Writer: Mallory Downie @mallorydownie
Mallory Downie is an Assistant Professor of Pediatrics in the Division of Nephrology at McGill University and Junior Scientist at the Research Institute of the McGill University Health Centre. She has trained in genetics, pediatrics, and nephrology. She is currently the principal investigator of a bioinformatics lab working to identify new genes and genetic risk factors in childhood kidney disease.
Writer: Robert Myette @RobertMyette
Robert Myette is a pediatric nephrologist-scientist pursuing fundamental and translational basic science research work at the Children’s Hospital of Eastern Ontario Research Institute. His work is targeted at understanding the molecular underpinnings of pediatric nephrotic syndrome.

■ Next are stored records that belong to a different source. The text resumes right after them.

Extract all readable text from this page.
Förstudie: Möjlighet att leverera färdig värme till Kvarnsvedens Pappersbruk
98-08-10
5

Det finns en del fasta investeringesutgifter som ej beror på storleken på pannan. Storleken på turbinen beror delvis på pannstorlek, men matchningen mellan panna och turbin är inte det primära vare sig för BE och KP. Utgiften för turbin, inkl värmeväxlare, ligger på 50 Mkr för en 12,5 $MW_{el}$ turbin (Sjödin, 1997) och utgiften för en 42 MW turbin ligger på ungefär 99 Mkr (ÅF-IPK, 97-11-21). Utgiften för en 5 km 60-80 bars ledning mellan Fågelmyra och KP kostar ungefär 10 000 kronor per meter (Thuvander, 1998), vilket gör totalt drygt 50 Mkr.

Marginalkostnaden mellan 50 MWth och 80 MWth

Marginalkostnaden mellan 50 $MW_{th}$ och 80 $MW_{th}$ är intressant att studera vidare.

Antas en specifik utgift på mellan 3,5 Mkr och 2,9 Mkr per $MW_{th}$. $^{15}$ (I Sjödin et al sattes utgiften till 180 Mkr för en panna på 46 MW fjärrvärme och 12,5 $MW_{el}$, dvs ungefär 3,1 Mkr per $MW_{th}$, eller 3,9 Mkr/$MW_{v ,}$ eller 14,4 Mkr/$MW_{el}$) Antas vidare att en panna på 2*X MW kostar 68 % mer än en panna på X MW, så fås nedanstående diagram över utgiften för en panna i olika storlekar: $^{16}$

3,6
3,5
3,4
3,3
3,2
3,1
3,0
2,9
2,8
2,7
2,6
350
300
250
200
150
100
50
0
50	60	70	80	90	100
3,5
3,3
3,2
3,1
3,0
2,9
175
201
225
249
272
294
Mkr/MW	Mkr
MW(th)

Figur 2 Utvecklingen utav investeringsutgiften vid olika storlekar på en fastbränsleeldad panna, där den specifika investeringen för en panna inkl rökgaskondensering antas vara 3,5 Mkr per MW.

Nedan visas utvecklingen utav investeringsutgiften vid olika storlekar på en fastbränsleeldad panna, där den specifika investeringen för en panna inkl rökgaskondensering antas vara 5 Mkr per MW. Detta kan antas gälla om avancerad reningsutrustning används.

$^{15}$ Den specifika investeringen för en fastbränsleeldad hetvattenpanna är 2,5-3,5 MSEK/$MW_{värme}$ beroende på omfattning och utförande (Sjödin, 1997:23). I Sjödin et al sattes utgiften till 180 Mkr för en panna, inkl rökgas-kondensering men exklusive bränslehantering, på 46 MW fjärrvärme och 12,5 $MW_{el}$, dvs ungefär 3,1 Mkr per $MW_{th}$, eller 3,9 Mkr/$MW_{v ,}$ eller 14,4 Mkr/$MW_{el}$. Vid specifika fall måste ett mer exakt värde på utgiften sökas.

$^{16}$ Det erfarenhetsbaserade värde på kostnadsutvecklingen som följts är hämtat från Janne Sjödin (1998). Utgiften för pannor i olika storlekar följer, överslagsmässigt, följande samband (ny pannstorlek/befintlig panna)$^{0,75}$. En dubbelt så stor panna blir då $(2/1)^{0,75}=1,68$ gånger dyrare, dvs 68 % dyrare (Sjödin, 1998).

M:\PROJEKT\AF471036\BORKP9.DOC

Competitors for the Minimal Change Disease Region
Team 1: Minimal Change Disease Diagnosis and Pathogenesis
versus
Team 2: Minimal Change Disease Relapse
Image generated by Evan Zeitler using DALLE-E 3, accessed via ChatGPT at http://chat.openai.com, February 2025. After using the tool to generate the image, Zeitler and the NephMadness Executive Team reviewed and take full responsibility for the final graphic image.
Team 1: Minimal Change Disease Diagnosis and Pathogenesis
Copyright: Mateusz Lachowski Photo / Shutterstock
Introduction
Minimal change disease (MCD) is characterized by injury to podocytes and features massive proteinuria, hypoalbuminemia, and edema. Though MCD is diagnosed by kidney biopsy in adults, children with steroid sensitive nephrotic syndrome (SSNS) are infrequently biopsied because they are presumed to have MCD; thus, MCD and SSNS are often considered synonymous. The pathogenesis of MCD/SSNS is yet unknown.
Childhood nephrotic syndrome is the most common glomerulopathy in children, and its clinical classification is primarily based on the response to glucocorticoid treatment within the first year following diagnosis. SSNS is defined as complete remission after four weeks of treatment with the recommended dose of steroids. Patients are classified as infrequent relapsers if they experience fewer than two relapses within six months or fewer than four relapses within twelve months. Frequent relapsing nephrotic syndrome (FRNS) are those with more than two relapses within six months or greater than or equal to three relapses within twelve months. Steroid-dependent nephrotic syndrome (SDNS) is characterized by two consecutive relapses while on glucocorticoid therapy or within 14 days of discontinuing glucocorticoid treatment. Patients who fail to achieve complete remission after four weeks of the recommended glucocorticoid dose are classified as steroid-resistant nephrotic syndrome (SRNS).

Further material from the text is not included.